Sunday, May 3, 2009

Larry here:

Back from a week in the Baltic states. We made it to two out of three, Estonia and Latvia. Lithuania will have to wait. It was a family vacation, meaning we saw every swing and slide in the two countries. Latvia wins for variety of swingsets, and Estonia wins for best swingset close to our hotel. In Estonia, continuing the family theme, we stayed at a hotel attached to a waterpark.
We made it to one cafe/restaurant in Riga, Osiris, that we'd seen in the New York Times' 36 Hours in Riga. But due to a parental discretion advisory, decided to skip the restaurant there called Hospitalis, where pink-haired nurses serve patients at hospital tables.
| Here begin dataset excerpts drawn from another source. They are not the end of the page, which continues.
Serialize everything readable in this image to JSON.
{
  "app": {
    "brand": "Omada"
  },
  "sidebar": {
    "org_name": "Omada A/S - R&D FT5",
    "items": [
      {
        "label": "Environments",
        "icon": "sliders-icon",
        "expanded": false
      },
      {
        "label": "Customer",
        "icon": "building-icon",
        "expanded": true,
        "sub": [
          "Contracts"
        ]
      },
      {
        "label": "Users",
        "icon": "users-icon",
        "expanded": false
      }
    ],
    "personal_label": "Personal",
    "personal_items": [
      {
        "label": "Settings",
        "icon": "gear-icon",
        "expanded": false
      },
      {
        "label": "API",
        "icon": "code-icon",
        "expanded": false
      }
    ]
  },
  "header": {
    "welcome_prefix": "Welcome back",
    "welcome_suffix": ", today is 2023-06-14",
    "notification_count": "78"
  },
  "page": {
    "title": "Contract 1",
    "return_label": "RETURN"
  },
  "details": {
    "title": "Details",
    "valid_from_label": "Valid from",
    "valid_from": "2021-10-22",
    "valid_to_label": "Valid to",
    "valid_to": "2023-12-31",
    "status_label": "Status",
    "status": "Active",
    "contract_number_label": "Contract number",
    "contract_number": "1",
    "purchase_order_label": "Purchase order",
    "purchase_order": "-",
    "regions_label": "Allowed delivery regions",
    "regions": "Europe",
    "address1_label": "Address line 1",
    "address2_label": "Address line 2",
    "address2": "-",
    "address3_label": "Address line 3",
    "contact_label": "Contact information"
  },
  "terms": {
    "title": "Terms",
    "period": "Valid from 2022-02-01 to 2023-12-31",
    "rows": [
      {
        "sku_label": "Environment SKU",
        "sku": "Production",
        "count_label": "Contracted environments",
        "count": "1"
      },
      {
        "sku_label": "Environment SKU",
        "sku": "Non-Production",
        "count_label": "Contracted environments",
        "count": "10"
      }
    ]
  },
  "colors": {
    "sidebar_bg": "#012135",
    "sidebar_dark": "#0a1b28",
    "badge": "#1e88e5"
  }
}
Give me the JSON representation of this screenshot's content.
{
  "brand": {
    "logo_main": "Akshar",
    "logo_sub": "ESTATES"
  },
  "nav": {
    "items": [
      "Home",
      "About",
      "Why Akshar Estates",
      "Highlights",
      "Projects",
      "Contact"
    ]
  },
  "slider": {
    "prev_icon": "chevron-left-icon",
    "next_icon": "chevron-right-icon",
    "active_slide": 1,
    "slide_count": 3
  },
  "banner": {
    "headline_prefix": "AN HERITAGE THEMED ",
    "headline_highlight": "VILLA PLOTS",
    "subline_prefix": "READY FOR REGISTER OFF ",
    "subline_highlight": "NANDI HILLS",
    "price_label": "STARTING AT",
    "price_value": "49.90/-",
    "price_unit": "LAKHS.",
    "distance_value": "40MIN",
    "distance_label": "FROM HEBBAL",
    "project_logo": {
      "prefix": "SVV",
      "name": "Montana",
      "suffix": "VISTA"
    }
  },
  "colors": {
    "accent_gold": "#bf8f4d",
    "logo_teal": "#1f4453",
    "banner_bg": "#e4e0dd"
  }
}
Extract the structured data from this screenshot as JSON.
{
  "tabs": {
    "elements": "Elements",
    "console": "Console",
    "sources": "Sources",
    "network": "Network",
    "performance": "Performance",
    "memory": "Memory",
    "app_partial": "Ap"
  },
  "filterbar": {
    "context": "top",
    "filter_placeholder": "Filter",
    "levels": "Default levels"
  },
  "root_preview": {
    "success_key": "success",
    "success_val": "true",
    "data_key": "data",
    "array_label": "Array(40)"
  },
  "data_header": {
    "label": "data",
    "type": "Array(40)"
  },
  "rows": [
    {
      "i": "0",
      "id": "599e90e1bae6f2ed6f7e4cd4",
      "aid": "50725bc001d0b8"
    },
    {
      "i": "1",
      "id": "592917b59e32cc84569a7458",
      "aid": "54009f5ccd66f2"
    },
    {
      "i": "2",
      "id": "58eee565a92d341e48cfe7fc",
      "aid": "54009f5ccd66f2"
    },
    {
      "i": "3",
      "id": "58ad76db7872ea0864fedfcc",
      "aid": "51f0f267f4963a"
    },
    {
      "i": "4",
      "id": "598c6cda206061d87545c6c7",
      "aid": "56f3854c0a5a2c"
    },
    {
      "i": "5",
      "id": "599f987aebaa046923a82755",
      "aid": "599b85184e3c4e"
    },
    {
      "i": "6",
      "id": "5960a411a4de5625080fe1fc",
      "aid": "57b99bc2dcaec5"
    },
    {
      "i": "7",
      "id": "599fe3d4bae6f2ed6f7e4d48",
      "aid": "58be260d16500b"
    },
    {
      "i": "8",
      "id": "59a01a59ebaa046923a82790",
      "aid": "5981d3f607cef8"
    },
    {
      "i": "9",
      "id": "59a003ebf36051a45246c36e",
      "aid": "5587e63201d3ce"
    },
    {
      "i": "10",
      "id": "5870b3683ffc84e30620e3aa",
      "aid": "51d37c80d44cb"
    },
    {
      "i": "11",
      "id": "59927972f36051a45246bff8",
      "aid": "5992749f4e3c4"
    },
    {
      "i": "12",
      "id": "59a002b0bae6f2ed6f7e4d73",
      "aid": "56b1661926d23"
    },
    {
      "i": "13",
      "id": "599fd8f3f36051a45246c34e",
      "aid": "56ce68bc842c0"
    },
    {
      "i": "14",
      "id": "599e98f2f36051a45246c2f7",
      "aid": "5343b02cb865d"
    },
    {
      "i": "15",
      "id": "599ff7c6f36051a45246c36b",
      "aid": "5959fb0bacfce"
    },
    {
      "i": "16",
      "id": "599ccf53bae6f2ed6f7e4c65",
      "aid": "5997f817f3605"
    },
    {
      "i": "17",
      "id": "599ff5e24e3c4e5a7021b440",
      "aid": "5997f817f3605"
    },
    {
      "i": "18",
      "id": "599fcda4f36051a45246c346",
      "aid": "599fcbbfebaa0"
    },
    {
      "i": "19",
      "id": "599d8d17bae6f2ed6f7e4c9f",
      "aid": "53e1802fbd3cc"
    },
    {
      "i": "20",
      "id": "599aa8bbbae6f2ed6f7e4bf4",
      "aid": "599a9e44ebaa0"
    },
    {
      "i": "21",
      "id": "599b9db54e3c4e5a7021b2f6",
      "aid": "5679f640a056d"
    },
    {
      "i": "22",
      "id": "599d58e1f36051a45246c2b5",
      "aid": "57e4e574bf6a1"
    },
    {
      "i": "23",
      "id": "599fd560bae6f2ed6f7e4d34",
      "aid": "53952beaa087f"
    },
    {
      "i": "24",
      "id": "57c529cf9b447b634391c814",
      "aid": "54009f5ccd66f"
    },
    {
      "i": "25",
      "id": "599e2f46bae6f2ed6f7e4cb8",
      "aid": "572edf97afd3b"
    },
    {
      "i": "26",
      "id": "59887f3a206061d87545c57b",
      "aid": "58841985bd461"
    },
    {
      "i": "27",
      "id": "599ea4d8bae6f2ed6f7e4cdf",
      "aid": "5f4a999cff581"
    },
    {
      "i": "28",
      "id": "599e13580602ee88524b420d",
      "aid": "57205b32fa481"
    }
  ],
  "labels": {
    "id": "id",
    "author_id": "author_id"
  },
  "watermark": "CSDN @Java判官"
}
How lucky am I to be able to muse about such everyday matters. We took a train back to Moscow through country that must have been familiar to my Sokoloff grandparents, close to the Belarussian and Polish shtetls of their early 20th century childhoods. My grandparents got out just in time, and many other relatives perished in the World War II Holocaust in this region. It looked so peaceful on a warm spring night, with aging wood barns and cabins still dotting the landscape. But it was a place my grandparents rarely were nostalgic about. My grandmother recalled hiding in the woods during World War I, and my grandfather remembered the hardships that led him to leave for America. Two generations later I am back, thinking of them and the choices they made.